Under the opinion as rendered, it was the holding of this court that with the cause remanded to the lower court the lien claimants would have the right to put in further evidence and establish their claims for all supplies and material that went into and formed a part of the improvement for all such material as was used up or consumed, and the value of the use of all machines and material used in and about the improvement, but not entirely consumed or used up in the construction of the improvement; but it was the holding of this court that tools, machines and material merely used on this work and then removed to other works could only constitute a claim in the value of their use.

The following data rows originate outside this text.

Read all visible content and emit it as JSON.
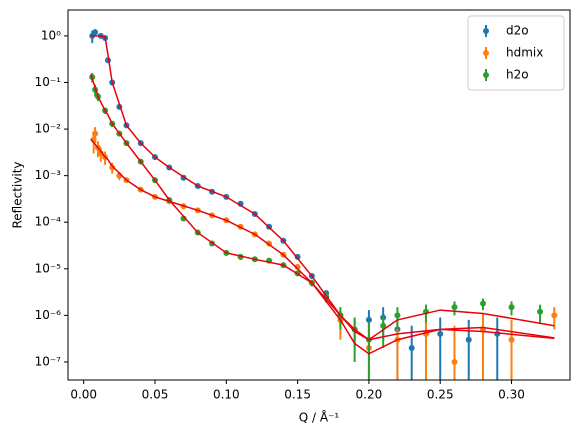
{
  "chart_data": {
    "type": "errorbar",
    "xlabel": "Q / Å⁻¹",
    "ylabel": "Reflectivity",
    "xlim": [
      -0.011,
      0.341
    ],
    "ylim": [
      4.1e-08,
      3.6
    ],
    "ylog": true,
    "xticks": [
      {
        "value": 0,
        "label": "0.00"
      },
      0.05,
      {
        "value": 0.1,
        "label": "0.10"
      },
      0.15,
      {
        "value": 0.2,
        "label": "0.20"
      },
      0.25,
      {
        "value": 0.3,
        "label": "0.30"
      }
    ],
    "yticks": [
      {
        "value": 1e-07,
        "label": "10⁻⁷"
      },
      {
        "value": 1e-06,
        "label": "10⁻⁶"
      },
      {
        "value": 1e-05,
        "label": "10⁻⁵"
      },
      {
        "value": 0.0001,
        "label": "10⁻⁴"
      },
      {
        "value": 0.001,
        "label": "10⁻³"
      },
      {
        "value": 0.01,
        "label": "10⁻²"
      },
      {
        "value": 0.1,
        "label": "10⁻¹"
      },
      {
        "value": 1,
        "label": "10⁰"
      }
    ],
    "legend": "upper right",
    "series": [
      {
        "name": "d2o",
        "color": "#1f77b4",
        "x": [
          0.006,
          0.008,
          0.012,
          0.015,
          0.017,
          0.02,
          0.025,
          0.03,
          0.04,
          0.05,
          0.06,
          0.07,
          0.08,
          0.09,
          0.1,
          0.11,
          0.12,
          0.13,
          0.14,
          0.15,
          0.16,
          0.17,
          0.18,
          0.19,
          0.2,
          0.21,
          0.22,
          0.23,
          0.25,
          0.27,
          0.29
        ],
        "values": [
          1.0,
          1.2,
          1.0,
          0.9,
          0.3,
          0.1,
          0.03,
          0.012,
          0.005,
          0.0025,
          0.0015,
          0.0009,
          0.0006,
          0.00045,
          0.00035,
          0.00025,
          0.00015,
          8e-05,
          4e-05,
          1.8e-05,
          7e-06,
          3e-06,
          1e-06,
          5e-07,
          8e-07,
          9e-07,
          5e-07,
          2e-07,
          4e-07,
          3e-07,
          4e-07
        ],
        "errors": [
          0.3,
          0.2,
          0.1,
          0.08,
          0.03,
          0.01,
          0.003,
          0.001,
          0.0004,
          0.0002,
          0.0001,
          6e-05,
          4e-05,
          3e-05,
          2e-05,
          1.5e-05,
          9e-06,
          5e-06,
          2.5e-06,
          1.2e-06,
          6e-07,
          4e-07,
          3e-07,
          3e-07,
          5e-07,
          6e-07,
          5e-07,
          4e-07,
          5e-07,
          5e-07,
          5e-07
        ]
      },
      {
        "name": "hdmix",
        "color": "#ff7f0e",
        "x": [
          0.007,
          0.008,
          0.01,
          0.012,
          0.015,
          0.02,
          0.025,
          0.03,
          0.04,
          0.05,
          0.06,
          0.07,
          0.08,
          0.09,
          0.1,
          0.11,
          0.12,
          0.13,
          0.14,
          0.15,
          0.16,
          0.17,
          0.18,
          0.2,
          0.22,
          0.24,
          0.26,
          0.28,
          0.3,
          0.33
        ],
        "values": [
          0.006,
          0.008,
          0.004,
          0.003,
          0.0025,
          0.0015,
          0.001,
          0.0008,
          0.0005,
          0.00035,
          0.00028,
          0.00022,
          0.00018,
          0.00014,
          0.00011,
          8e-05,
          5.5e-05,
          3.5e-05,
          2e-05,
          1.1e-05,
          5e-06,
          2.5e-06,
          8e-07,
          2e-07,
          3e-07,
          4e-07,
          1e-07,
          5e-07,
          3e-07,
          1e-06
        ],
        "errors": [
          0.003,
          0.003,
          0.0015,
          0.001,
          0.0008,
          0.0004,
          0.0002,
          0.0001,
          5e-05,
          3e-05,
          2e-05,
          1.5e-05,
          1.2e-05,
          1e-05,
          8e-06,
          6e-06,
          4e-06,
          3e-06,
          2e-06,
          1.2e-06,
          8e-07,
          6e-07,
          5e-07,
          4e-07,
          5e-07,
          6e-07,
          5e-07,
          6e-07,
          5e-07,
          5e-07
        ]
      },
      {
        "name": "h2o",
        "color": "#2ca02c",
        "x": [
          0.006,
          0.008,
          0.01,
          0.015,
          0.02,
          0.025,
          0.03,
          0.04,
          0.05,
          0.06,
          0.07,
          0.08,
          0.09,
          0.1,
          0.11,
          0.12,
          0.13,
          0.14,
          0.15,
          0.16,
          0.17,
          0.18,
          0.19,
          0.2,
          0.21,
          0.22,
          0.24,
          0.26,
          0.28,
          0.3,
          0.32
        ],
        "values": [
          0.13,
          0.07,
          0.05,
          0.025,
          0.013,
          0.008,
          0.005,
          0.002,
          0.0008,
          0.0003,
          0.00012,
          6e-05,
          3.5e-05,
          2.2e-05,
          1.8e-05,
          1.6e-05,
          1.5e-05,
          1.2e-05,
          8e-06,
          5e-06,
          2.5e-06,
          1e-06,
          5e-07,
          3e-07,
          6e-07,
          1e-06,
          1.2e-06,
          1.5e-06,
          1.8e-06,
          1.5e-06,
          1.2e-06
        ],
        "errors": [
          0.03,
          0.02,
          0.01,
          0.004,
          0.002,
          0.001,
          0.0006,
          0.0002,
          8e-05,
          3e-05,
          1.2e-05,
          6e-06,
          4e-06,
          3e-06,
          2.5e-06,
          2e-06,
          2e-06,
          1.5e-06,
          1e-06,
          8e-07,
          6e-07,
          5e-07,
          4e-07,
          4e-07,
          4e-07,
          5e-07,
          5e-07,
          5e-07,
          5e-07,
          5e-07,
          5e-07
        ]
      }
    ],
    "fit_color": "#e8000b",
    "fits": [
      {
        "x": [
          0.005,
          0.01,
          0.015,
          0.017,
          0.02,
          0.03,
          0.04,
          0.05,
          0.06,
          0.08,
          0.1,
          0.12,
          0.14,
          0.16,
          0.18,
          0.19,
          0.2,
          0.22,
          0.25,
          0.28,
          0.33
        ],
        "values": [
          1,
          1,
          0.95,
          0.4,
          0.1,
          0.012,
          0.005,
          0.0025,
          0.0015,
          0.0006,
          0.00035,
          0.00015,
          4e-05,
          7e-06,
          1e-06,
          4.5e-07,
          3e-07,
          4e-07,
          5e-07,
          4.5e-07,
          3.2e-07
        ]
      },
      {
        "x": [
          0.005,
          0.01,
          0.015,
          0.017,
          0.02,
          0.03,
          0.04,
          0.05,
          0.06,
          0.08,
          0.1,
          0.12,
          0.14,
          0.16,
          0.18,
          0.19,
          0.2,
          0.22,
          0.25,
          0.28,
          0.33
        ],
        "values": [
          0.006,
          0.004,
          0.0025,
          0.0022,
          0.0016,
          0.0008,
          0.0005,
          0.00035,
          0.00028,
          0.00018,
          0.00011,
          5.5e-05,
          2e-05,
          5e-06,
          8e-07,
          2.5e-07,
          1.5e-07,
          3e-07,
          5e-07,
          5.5e-07,
          3.3e-07
        ]
      },
      {
        "x": [
          0.005,
          0.01,
          0.015,
          0.017,
          0.02,
          0.03,
          0.04,
          0.05,
          0.06,
          0.08,
          0.1,
          0.12,
          0.14,
          0.16,
          0.18,
          0.19,
          0.2,
          0.22,
          0.25,
          0.28,
          0.33
        ],
        "values": [
          0.15,
          0.05,
          0.025,
          0.02,
          0.013,
          0.005,
          0.002,
          0.0008,
          0.0003,
          6e-05,
          2.2e-05,
          1.6e-05,
          1.2e-05,
          5e-06,
          1e-06,
          5e-07,
          3e-07,
          8e-07,
          1.3e-06,
          1.1e-06,
          6e-07
        ]
      }
    ]
  }
}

The only item shown by the evidence in this case to have formed a part of the improvement was the 4,500 feet y2 x 7 Carey expansion joint, reasonably worth the sum of ten cents per foot or a total of $450, furnished by appellees Harding and Slattery. There are many other items in the claim, but none shown to have formed a part of the improvement, nor is the value of the use of any such items shown.

It follows that the decree will be reversed in part and a decree entered in this court.

It is the order of this court that a decree be entered on the cross-bill filed by the Mid-Western Company against the cross defendants to that cross-bill, reversing the decree of the lower court as to such cross-bill and dismissing the same for want of equity.

It is further ordered that the decree of the lower court in the matter of the cross-bill of Harding and Slattery be reversed and that a decree be entered in this court that the county of Vermilion is indebted to said cross complainants in the sum of $450, with interest on said sum at the rate of five per cent per annum from June 13, 1919, making a total indebtedness of $548.83 as of the first day of the October term, 1923, of this court, and that the said county of Vermilion be adjudged to pay the same.

It is further ordered that the cross complainants, Mid-Western Company and Harding and Slattery, cross complainants in said cross-bills, each severally pay one-half of the costs on this appeal.

Reversed and decree entered in this court.